Qin, the new minister of defense, is considered a close associate of China’s paramount leader, Deng Xiaoping, 84, and of reformist General Secretary Zhao Ziyang, 69, whom Deng has positioned as his successor.

At the Defense Ministry, authority has been deliberately limited since 1971, when Lin Biao, who was then defense minister, allegedly plotted a coup against Chairman Mao Tse-tung. Ever since the alleged plot, power has been concentrated in the Communist Party’s Central Military Commission, which is headed by Deng.

As part of China’s drive to modernize its army, the Defense Ministry is expected to assume greater importance under Qin.

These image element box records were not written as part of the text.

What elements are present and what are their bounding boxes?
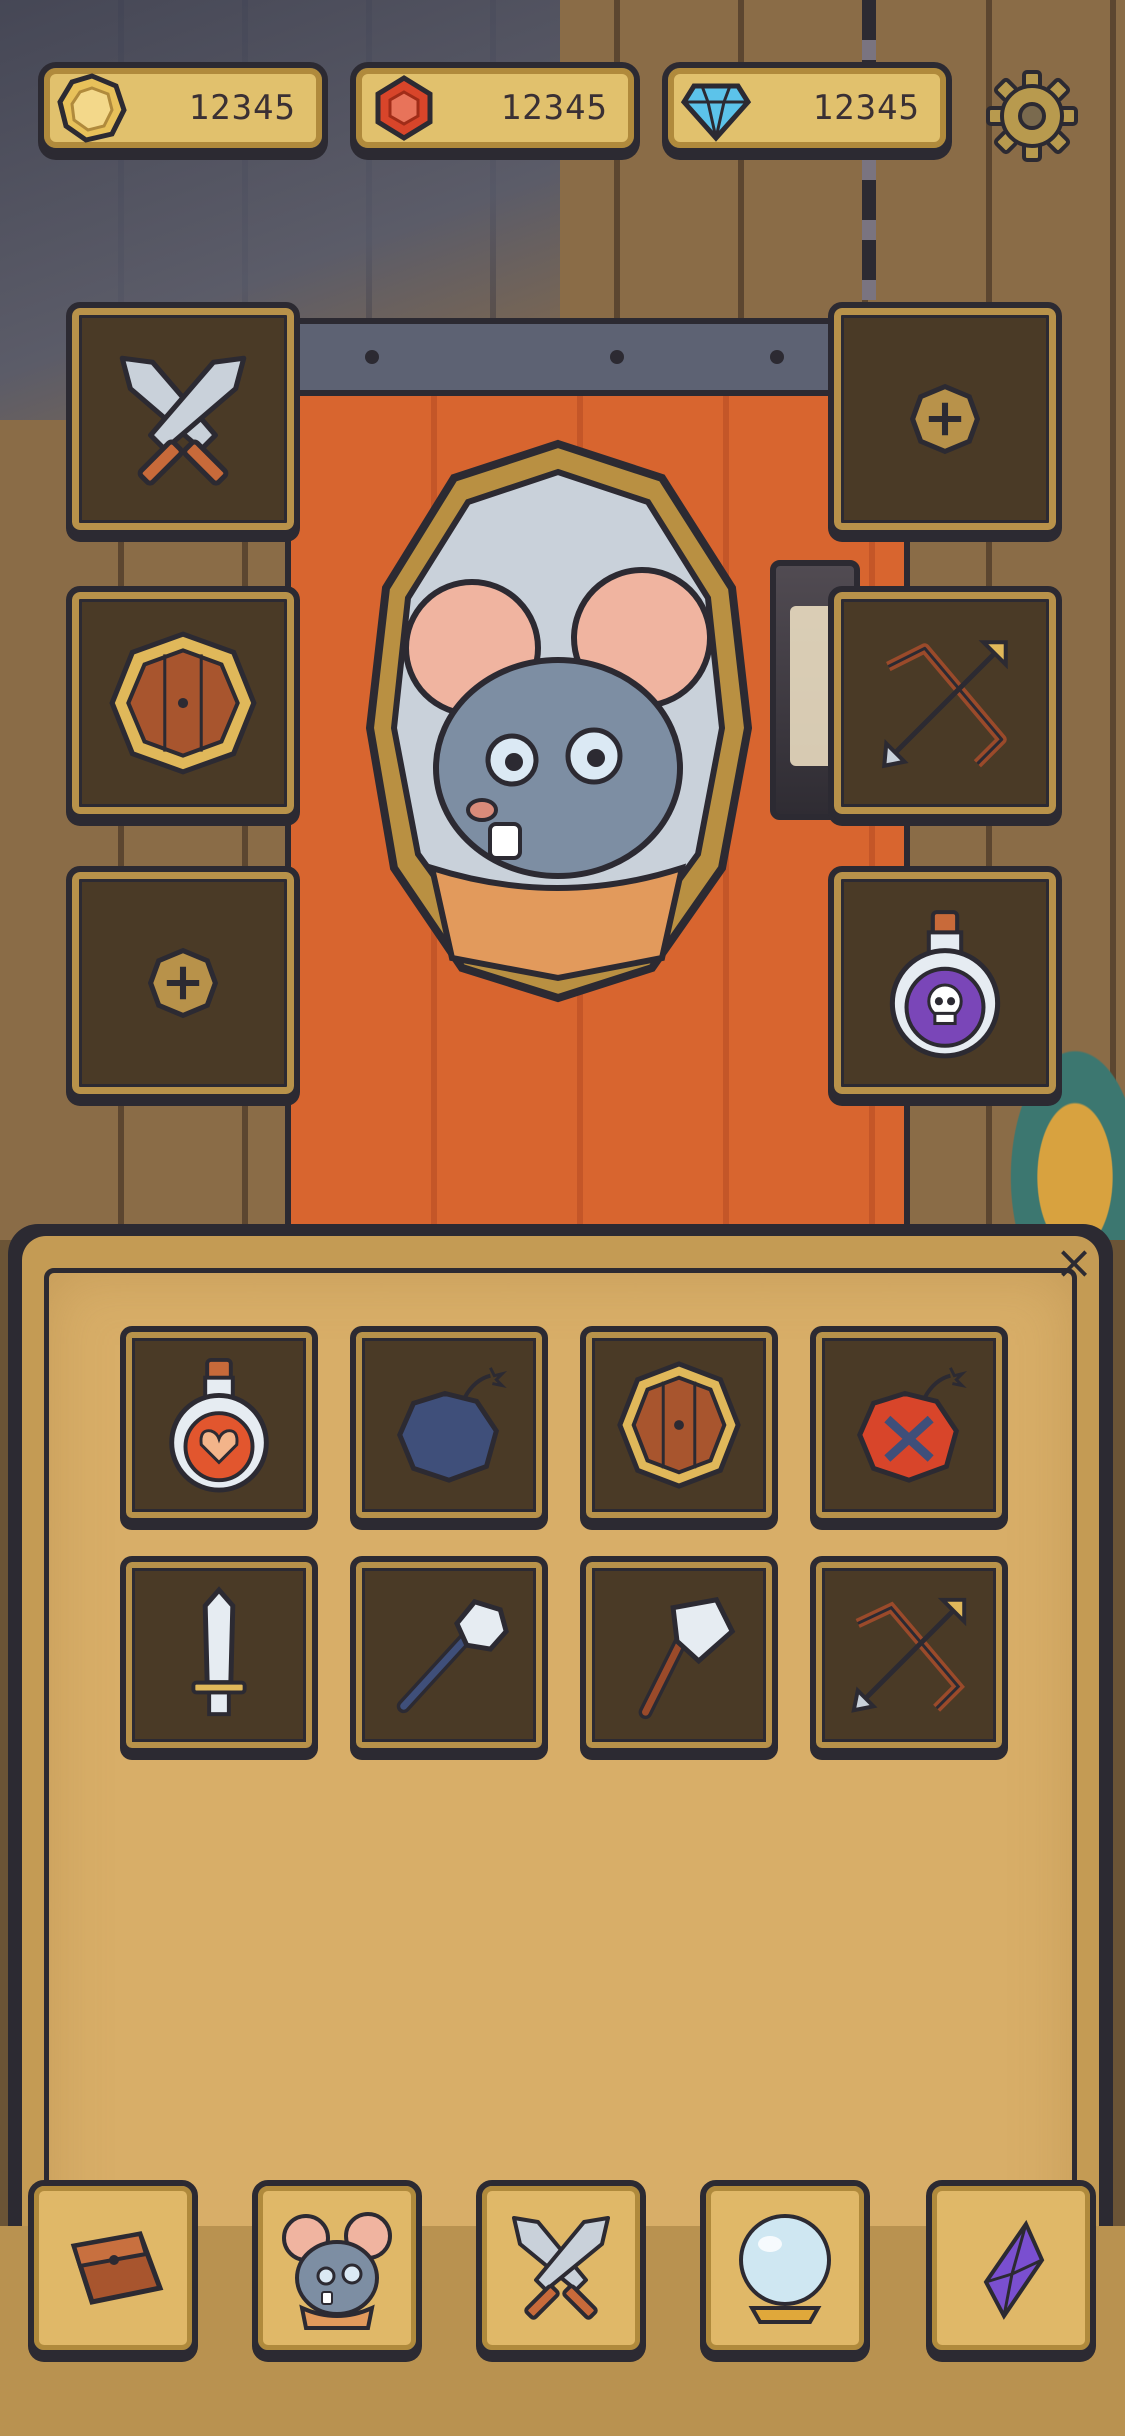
red-bomb-icon xyxy=(857,1367,968,1483)
crossed-swords-icon xyxy=(119,355,247,486)
mace-icon xyxy=(396,1598,509,1714)
equip-slot-empty-2[interactable] xyxy=(828,302,1062,536)
close-icon[interactable]: × xyxy=(1048,1236,1100,1288)
wooden-shield-icon xyxy=(617,1361,741,1489)
red-gem-icon xyxy=(368,72,440,144)
currency-bar: 12345 12345 12345 xyxy=(0,62,1125,162)
bag-icon xyxy=(70,2231,164,2305)
mouse-portrait-icon xyxy=(282,2212,392,2330)
equip-slot-consumable[interactable] xyxy=(828,866,1062,1100)
equip-slot-shield[interactable] xyxy=(66,586,300,820)
health-potion-icon xyxy=(169,1357,269,1493)
inventory-slot-5[interactable] xyxy=(120,1556,318,1754)
sword-icon xyxy=(191,1586,247,1717)
gold-amount: 12345 xyxy=(188,88,296,128)
add-icon xyxy=(147,947,219,1019)
crystal-ball-icon xyxy=(739,2214,831,2324)
nav-hero-button[interactable] xyxy=(252,2180,422,2356)
poison-potion-icon xyxy=(889,910,1001,1059)
gold-counter[interactable]: 12345 xyxy=(38,62,328,154)
add-icon xyxy=(909,383,981,455)
diamond-counter[interactable]: 12345 xyxy=(662,62,952,154)
equip-slot-ranged[interactable] xyxy=(828,586,1062,820)
inventory-slot-4[interactable] xyxy=(810,1326,1008,1524)
nav-orb-button[interactable] xyxy=(700,2180,870,2356)
mouse-hero-portrait xyxy=(365,439,753,1003)
nav-crystal-button[interactable] xyxy=(926,2180,1096,2356)
gold-coin-icon xyxy=(56,72,128,144)
diamond-amount: 12345 xyxy=(812,88,920,128)
inventory-slot-7[interactable] xyxy=(580,1556,778,1754)
nav-battle-button[interactable] xyxy=(476,2180,646,2356)
inventory-slot-2[interactable] xyxy=(350,1326,548,1524)
axe-icon xyxy=(638,1597,736,1720)
character-mirror[interactable] xyxy=(362,438,754,1004)
inventory-slot-3[interactable] xyxy=(580,1326,778,1524)
crossbow-icon xyxy=(851,1597,967,1713)
bomb-icon xyxy=(397,1367,508,1483)
blue-diamond-icon xyxy=(680,72,752,144)
ruby-amount: 12345 xyxy=(500,88,608,128)
inventory-slot-6[interactable] xyxy=(350,1556,548,1754)
wooden-shield-icon xyxy=(109,631,257,775)
purple-crystal-icon xyxy=(983,2219,1045,2320)
crossed-swords-icon xyxy=(512,2216,610,2320)
equip-slot-weapon[interactable] xyxy=(66,302,300,536)
inventory-slot-1[interactable] xyxy=(120,1326,318,1524)
nav-bag-button[interactable] xyxy=(28,2180,198,2356)
crossbow-icon xyxy=(881,640,1008,769)
gear-icon[interactable] xyxy=(984,68,1080,164)
equip-slot-empty-1[interactable] xyxy=(66,866,300,1100)
inventory-slot-8[interactable] xyxy=(810,1556,1008,1754)
ruby-counter[interactable]: 12345 xyxy=(350,62,640,154)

His closeness to Zhao is also seen by many observers as strengthening the general secretary’s political power base.

Qian, the new foreign minister, dealt with Soviet affairs from 1954 to 1974, and in that period he spent 10 years in the Soviet Union, according to the New China News Agency.

Since 1982, Qian has headed Beijing’s negotiating team seeking to normalize relations between China and the Soviet Union. The two governments split bitterly in the early 1960s over strategic and ideological differences. Qian has also headed China’s delegation to Sino-Soviet border talks, which resumed last year after an eight-year hiatus. Relations between the two governments, while still strained, have gradually improved.

The two constitutional amendments approved Tuesday are intended to provide a stronger legal base for two key areas of China’s market-oriented reforms: the growth of private businesses and creation of real estate markets dealing in land-use rights.